東京都世田谷区の名門女子校「鴎友学園」では、「3日に1度」の頻度で席替えを行っている。なにが狙いなのか。44年間、女子教育に献身してきた吉野明名誉校長は「席替えを繰り返すことで、小さな集団でまとまらず、クラス全体が自然な形でまとまる。これは女子の集団の作り方にあっていると思う」と説く――。

※本稿は、吉野明『女の子の「自己肯定感」を高める育て方』(実務教育出版)のCHAPTER2「知っておきたい女の子の特性」の一部を再編集したものです。

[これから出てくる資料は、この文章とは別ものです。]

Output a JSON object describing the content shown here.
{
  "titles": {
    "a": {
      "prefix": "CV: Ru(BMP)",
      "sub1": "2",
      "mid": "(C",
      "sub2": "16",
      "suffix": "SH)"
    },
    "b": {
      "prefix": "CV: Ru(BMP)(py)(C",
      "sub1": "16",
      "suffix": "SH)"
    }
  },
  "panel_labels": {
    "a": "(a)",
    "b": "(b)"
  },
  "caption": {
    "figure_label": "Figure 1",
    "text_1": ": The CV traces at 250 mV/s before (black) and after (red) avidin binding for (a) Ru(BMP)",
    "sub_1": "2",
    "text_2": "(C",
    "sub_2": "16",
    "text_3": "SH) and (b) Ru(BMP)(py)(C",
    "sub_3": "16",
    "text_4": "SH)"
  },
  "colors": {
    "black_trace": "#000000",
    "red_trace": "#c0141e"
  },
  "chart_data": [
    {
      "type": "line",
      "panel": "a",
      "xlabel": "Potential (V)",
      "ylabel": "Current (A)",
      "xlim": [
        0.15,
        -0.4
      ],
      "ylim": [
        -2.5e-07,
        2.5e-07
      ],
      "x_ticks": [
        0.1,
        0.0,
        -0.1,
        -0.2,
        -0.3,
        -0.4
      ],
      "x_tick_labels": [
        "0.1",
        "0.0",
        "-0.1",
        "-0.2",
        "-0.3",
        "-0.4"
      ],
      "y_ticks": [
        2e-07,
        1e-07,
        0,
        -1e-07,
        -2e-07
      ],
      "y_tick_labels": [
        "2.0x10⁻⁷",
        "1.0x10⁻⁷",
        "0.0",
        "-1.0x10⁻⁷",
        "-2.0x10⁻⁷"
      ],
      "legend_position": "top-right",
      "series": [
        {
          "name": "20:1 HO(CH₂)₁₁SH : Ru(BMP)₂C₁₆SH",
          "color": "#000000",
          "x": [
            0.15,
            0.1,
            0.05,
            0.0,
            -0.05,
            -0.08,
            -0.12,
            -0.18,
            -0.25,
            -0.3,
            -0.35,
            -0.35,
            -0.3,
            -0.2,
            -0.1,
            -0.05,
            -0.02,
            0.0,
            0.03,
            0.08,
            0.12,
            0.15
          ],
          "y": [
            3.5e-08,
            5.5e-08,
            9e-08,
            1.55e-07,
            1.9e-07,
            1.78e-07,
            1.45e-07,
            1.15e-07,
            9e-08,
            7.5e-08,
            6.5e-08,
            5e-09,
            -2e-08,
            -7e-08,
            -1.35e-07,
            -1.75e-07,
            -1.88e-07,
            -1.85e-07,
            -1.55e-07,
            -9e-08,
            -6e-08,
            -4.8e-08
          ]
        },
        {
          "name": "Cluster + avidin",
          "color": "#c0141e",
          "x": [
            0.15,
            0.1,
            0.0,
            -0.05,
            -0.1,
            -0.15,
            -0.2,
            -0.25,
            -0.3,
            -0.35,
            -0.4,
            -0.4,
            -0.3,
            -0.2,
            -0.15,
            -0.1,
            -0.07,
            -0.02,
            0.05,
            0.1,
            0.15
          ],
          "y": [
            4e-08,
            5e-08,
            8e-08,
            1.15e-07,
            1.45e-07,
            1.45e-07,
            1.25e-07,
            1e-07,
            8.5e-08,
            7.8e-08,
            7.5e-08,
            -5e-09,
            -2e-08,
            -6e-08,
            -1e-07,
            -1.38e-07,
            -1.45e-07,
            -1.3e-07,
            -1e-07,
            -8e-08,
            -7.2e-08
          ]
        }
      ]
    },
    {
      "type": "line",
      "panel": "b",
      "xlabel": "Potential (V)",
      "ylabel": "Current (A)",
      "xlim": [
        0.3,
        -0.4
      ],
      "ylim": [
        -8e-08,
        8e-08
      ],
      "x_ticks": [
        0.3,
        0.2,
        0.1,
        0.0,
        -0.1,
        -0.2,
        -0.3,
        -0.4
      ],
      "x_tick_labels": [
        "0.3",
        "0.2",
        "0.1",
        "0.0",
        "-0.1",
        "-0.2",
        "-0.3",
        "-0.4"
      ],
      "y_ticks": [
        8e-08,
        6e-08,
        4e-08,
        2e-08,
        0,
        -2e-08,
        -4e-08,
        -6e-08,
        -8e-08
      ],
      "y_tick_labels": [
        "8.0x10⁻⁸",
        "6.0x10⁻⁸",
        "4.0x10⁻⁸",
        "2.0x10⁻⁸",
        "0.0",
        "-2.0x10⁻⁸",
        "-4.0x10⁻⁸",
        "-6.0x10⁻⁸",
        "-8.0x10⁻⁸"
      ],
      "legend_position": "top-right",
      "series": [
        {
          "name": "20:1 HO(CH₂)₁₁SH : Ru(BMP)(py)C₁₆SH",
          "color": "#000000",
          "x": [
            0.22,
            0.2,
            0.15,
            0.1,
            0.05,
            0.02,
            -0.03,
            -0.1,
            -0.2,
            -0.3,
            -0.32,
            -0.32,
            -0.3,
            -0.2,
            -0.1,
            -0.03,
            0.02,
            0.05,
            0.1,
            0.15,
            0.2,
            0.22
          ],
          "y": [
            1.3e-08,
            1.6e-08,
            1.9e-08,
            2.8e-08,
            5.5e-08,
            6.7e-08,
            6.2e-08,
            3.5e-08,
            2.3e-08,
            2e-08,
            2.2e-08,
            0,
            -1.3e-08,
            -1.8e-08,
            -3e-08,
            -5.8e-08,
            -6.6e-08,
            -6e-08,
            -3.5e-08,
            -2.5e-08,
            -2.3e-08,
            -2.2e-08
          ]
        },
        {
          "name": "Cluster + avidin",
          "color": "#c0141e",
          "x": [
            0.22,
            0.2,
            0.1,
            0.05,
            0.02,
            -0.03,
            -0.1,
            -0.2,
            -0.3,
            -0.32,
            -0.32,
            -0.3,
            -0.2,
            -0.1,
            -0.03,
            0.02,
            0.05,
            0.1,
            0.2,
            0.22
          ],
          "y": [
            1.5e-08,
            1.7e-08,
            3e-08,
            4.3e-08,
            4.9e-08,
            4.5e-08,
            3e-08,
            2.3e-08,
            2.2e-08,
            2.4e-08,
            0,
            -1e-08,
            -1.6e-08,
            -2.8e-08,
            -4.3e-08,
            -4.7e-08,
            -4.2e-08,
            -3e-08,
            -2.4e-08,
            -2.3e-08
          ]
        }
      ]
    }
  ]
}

なぜ3日に1度の席替えが、10代の女子にとって「安心できる環境」を生み出すのか――。※写真はイメージです(写真=iStock.com/recep-bg)

■生徒の「自己肯定感」をどう育てるか

「自分の自己肯定感が低いので、せめて娘は高い自己肯定感を持った子に育てたい」

最近、そのような話を耳にすることが多くなりました。自己肯定感とは、自分の存在を肯定し、大切にしようとする気持ちのことです。自己肯定感が仕事のパフォーマンスや人間関係に影響を及ぼすという理由で、その低さを気にする大人も多くなりました。

そしてそれ以上に、自己肯定感は現代の子育てにとって、最大のキーワードでもあります。子どもの自己肯定感を高く維持することができれば、子育ての最重要ポイントの一つは終わったと考えてもいいほど、将来にわたって大きな影響を与えると考えられているからです。冒頭のように思う親御さんが増えるのも無理はありません。

私は鴎友学園で教師として44年間勤める中で、生徒たちの自己肯定感を高めることがどんなに大切なことかを、とくにここ数年、痛切に感じてきました。思春期に親がどのように接するかで、お子さんの自己肯定感は大きく変化します。思春期がどのようなものかを知り、接し方をほんの少し変えることで、お子さんは確実に変わっていくのです。

日本の子どもの自己肯定感が総じて低いことは、公式の調査データからも明らかです。内閣府『平成26年版子ども・若者白書』では、「自分自身に満足している」と答えた日本の若者の割合は45.8%で、アメリカの若者の86%のおよそ半分という値に止まっています。また、年齢別に見ても、社会に出る20~24歳の値が37.4%と、著しく低くなっています。思春期の間に低下し続けた自己肯定感は、ちょうど就職する頃に最低となってしまうのです。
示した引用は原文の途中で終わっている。